When playing with E, after one such irritating go, it’s not uncommon to find my ball ‘accidentally’ being swiped back a few paces, or for the ball to be flicked with the Blaster’s trunk with an ‘oops’ and a semi-guilty expression.
As such, Wacky Blasters is perhaps one for the rule breakers rather than the sticklers. Finding things frustrating and unfair? Then rise up and make up your own rules to live by. Ah, probably not best for the British, after all.
Game facts and stats
Age
6+
Year first published
1990
Publisher
Golden
Designer
Peggy Brown
Player count
2–4
E’s review
What do you like best about the game?
“I love that we can blow it and we have to squirt the pom-pom.”
Is it tricky?
“A tiny bit on the bumpy bits. So be careful of that.”
20/10
My review
Set-up time
A matter of seconds
Cost
It’s a vintage game that went on limited release, with a fragile 3D board. As such it’s rare. And expensive.
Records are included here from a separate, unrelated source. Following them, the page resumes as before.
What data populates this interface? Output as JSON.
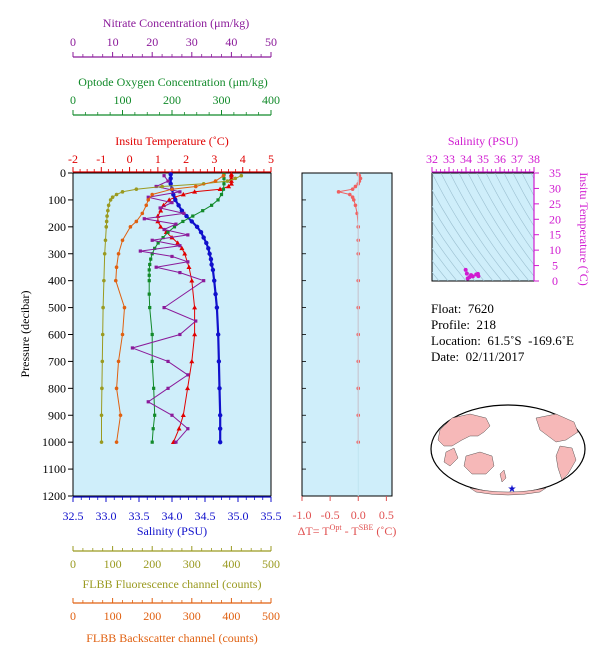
{
  "colors": {
    "nitrate": "#8b1a9a",
    "oxygen": "#128a2a",
    "temperature": "#e00000",
    "salinity": "#1010cc",
    "fluorescence": "#9a9a20",
    "backscatter": "#e06010",
    "deltaT": "#f06060",
    "tsPanel": "#d01ad0",
    "plotBg": "#cfeefa",
    "land": "#f6b8b8"
  },
  "axes": {
    "nitrate": {
      "title": "Nitrate Concentration (μm/kg)",
      "ticks": [
        "0",
        "10",
        "20",
        "30",
        "40",
        "50"
      ],
      "range": [
        0,
        50
      ]
    },
    "oxygen": {
      "title": "Optode Oxygen Concentration (μm/kg)",
      "ticks": [
        "0",
        "100",
        "200",
        "300",
        "400"
      ],
      "range": [
        0,
        400
      ]
    },
    "temperature": {
      "title": "Insitu Temperature (˚C)",
      "ticks": [
        "-2",
        "-1",
        "0",
        "1",
        "2",
        "3",
        "4",
        "5"
      ],
      "range": [
        -2,
        5
      ]
    },
    "salinity": {
      "title": "Salinity (PSU)",
      "ticks": [
        "32.5",
        "33.0",
        "33.5",
        "34.0",
        "34.5",
        "35.0",
        "35.5"
      ],
      "range": [
        32.5,
        35.5
      ]
    },
    "pressure": {
      "title": "Pressure (decibar)",
      "ticks": [
        "0",
        "100",
        "200",
        "300",
        "400",
        "500",
        "600",
        "700",
        "800",
        "900",
        "1000",
        "1100",
        "1200"
      ],
      "range": [
        0,
        1200
      ]
    },
    "deltaT": {
      "title_main": "ΔT= T",
      "sup_opt": "Opt",
      "title_mid": " - T",
      "sup_sbe": "SBE",
      "title_unit": " (˚C)",
      "ticks": [
        "-1.0",
        "-0.5",
        "0.0",
        "0.5"
      ],
      "range": [
        -1.0,
        0.6
      ]
    },
    "fluorescence": {
      "title": "FLBB Fluorescence channel (counts)",
      "ticks": [
        "0",
        "100",
        "200",
        "300",
        "400",
        "500"
      ],
      "range": [
        0,
        500
      ]
    },
    "backscatter": {
      "title": "FLBB Backscatter channel (counts)",
      "ticks": [
        "0",
        "100",
        "200",
        "300",
        "400",
        "500"
      ],
      "range": [
        0,
        500
      ]
    },
    "ts_salinity": {
      "title": "Salinity (PSU)",
      "ticks": [
        "32",
        "33",
        "34",
        "35",
        "36",
        "37",
        "38"
      ],
      "range": [
        32,
        38
      ]
    },
    "ts_temperature": {
      "title": "Insitu Temperature (˚C)",
      "ticks": [
        "0",
        "5",
        "10",
        "15",
        "20",
        "25",
        "30",
        "35"
      ],
      "range": [
        0,
        35
      ]
    }
  },
  "info": {
    "float": "Float:  7620",
    "profile": "Profile:  218",
    "location": "Location:  61.5˚S  -169.6˚E",
    "date": "Date:  02/11/2017"
  },
  "chart_data": {
    "type": "line",
    "y_variable": "pressure",
    "y_reversed": true,
    "series": [
      {
        "axis": "temperature",
        "pressure": [
          5,
          10,
          20,
          30,
          40,
          50,
          60,
          70,
          80,
          90,
          100,
          120,
          140,
          160,
          180,
          200,
          220,
          240,
          260,
          280,
          300,
          350,
          400,
          500,
          600,
          700,
          800,
          900,
          950,
          1000
        ],
        "values": [
          3.6,
          3.6,
          3.6,
          3.6,
          3.6,
          3.5,
          3.2,
          2.3,
          1.9,
          1.6,
          1.4,
          1.2,
          1.1,
          1.0,
          1.0,
          1.1,
          1.3,
          1.5,
          1.7,
          1.85,
          1.95,
          2.1,
          2.2,
          2.3,
          2.3,
          2.2,
          2.05,
          1.9,
          1.75,
          1.55
        ]
      },
      {
        "axis": "salinity",
        "pressure": [
          5,
          20,
          40,
          60,
          80,
          100,
          120,
          140,
          160,
          180,
          200,
          220,
          240,
          260,
          280,
          300,
          320,
          340,
          360,
          400,
          450,
          500,
          600,
          700,
          800,
          900,
          950,
          1000
        ],
        "values": [
          33.98,
          33.98,
          33.98,
          34.0,
          34.02,
          34.05,
          34.1,
          34.15,
          34.22,
          34.3,
          34.38,
          34.44,
          34.48,
          34.52,
          34.55,
          34.57,
          34.59,
          34.6,
          34.62,
          34.64,
          34.66,
          34.68,
          34.7,
          34.71,
          34.72,
          34.73,
          34.73,
          34.73
        ]
      },
      {
        "axis": "oxygen",
        "pressure": [
          5,
          20,
          40,
          60,
          80,
          100,
          120,
          140,
          160,
          180,
          200,
          220,
          240,
          260,
          280,
          300,
          320,
          340,
          360,
          380,
          400,
          450,
          500,
          600,
          700,
          800,
          900,
          950,
          1000
        ],
        "values": [
          305,
          305,
          305,
          304,
          300,
          293,
          280,
          262,
          242,
          222,
          205,
          192,
          182,
          172,
          165,
          160,
          157,
          155,
          154,
          154,
          154,
          154,
          155,
          160,
          160,
          163,
          165,
          162,
          160
        ]
      },
      {
        "axis": "nitrate",
        "pressure": [
          10,
          30,
          50,
          70,
          90,
          110,
          130,
          150,
          170,
          190,
          210,
          230,
          250,
          270,
          290,
          310,
          330,
          350,
          370,
          400,
          500,
          550,
          600,
          650,
          700,
          750,
          800,
          850,
          900,
          950,
          1000
        ],
        "values": [
          23,
          24,
          21,
          27,
          19,
          25,
          22,
          28,
          18,
          26,
          23,
          29,
          20,
          27,
          17,
          25,
          29,
          21,
          27,
          33,
          23,
          31,
          27,
          15,
          24,
          29,
          24,
          19,
          25,
          29,
          26
        ]
      },
      {
        "axis": "fluorescence",
        "pressure": [
          10,
          20,
          30,
          40,
          50,
          60,
          70,
          80,
          90,
          100,
          120,
          140,
          160,
          180,
          200,
          250,
          300,
          400,
          500,
          600,
          700,
          800,
          900,
          1000
        ],
        "values": [
          425,
          410,
          390,
          330,
          225,
          160,
          125,
          110,
          100,
          95,
          90,
          88,
          86,
          85,
          84,
          82,
          80,
          78,
          76,
          75,
          74,
          73,
          72,
          72
        ]
      },
      {
        "axis": "backscatter",
        "pressure": [
          10,
          30,
          50,
          60,
          80,
          100,
          120,
          150,
          180,
          200,
          250,
          300,
          350,
          400,
          500,
          600,
          700,
          800,
          900,
          1000
        ],
        "values": [
          380,
          360,
          310,
          250,
          200,
          190,
          185,
          175,
          160,
          145,
          125,
          115,
          110,
          108,
          130,
          125,
          115,
          110,
          120,
          110
        ]
      },
      {
        "axis": "deltaT",
        "pressure": [
          5,
          10,
          20,
          30,
          40,
          50,
          60,
          70,
          80,
          90,
          100,
          120,
          150,
          200,
          250,
          300,
          400,
          500,
          600,
          700,
          800,
          900,
          1000
        ],
        "values": [
          0.0,
          0.02,
          0.04,
          0.02,
          0.0,
          -0.05,
          -0.1,
          -0.35,
          -0.15,
          -0.1,
          -0.08,
          -0.05,
          -0.02,
          0.0,
          0.0,
          0.0,
          0.0,
          0.0,
          0.0,
          0.0,
          0.0,
          0.0,
          0.0
        ]
      }
    ],
    "ts_diagram": {
      "salinity": [
        33.98,
        34.05,
        34.2,
        34.4,
        34.6,
        34.7,
        34.73,
        34.1,
        34.3
      ],
      "temperature": [
        3.6,
        2.4,
        1.2,
        1.5,
        2.1,
        2.3,
        1.6,
        0.8,
        1.9
      ]
    },
    "float_position": {
      "lat": -61.5,
      "lon": -169.6
    }
  }
}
Sold items, with shipping, on eBay have gone for about £100 recently.
Practicality
This is a big box, even by vintage standards, and because of the 3D board, is a big old square, so storage poses its own issues. Inside the box, there aren’t many components, but those puff balls could be easily lost if you don’t ensure you pack everything away properly.
Fun for parents?
It is a lot of fun. But if your the kind of parent that wants your kids to play by the rules, that fun may go out the window swiftly. Prepare to go with the flow.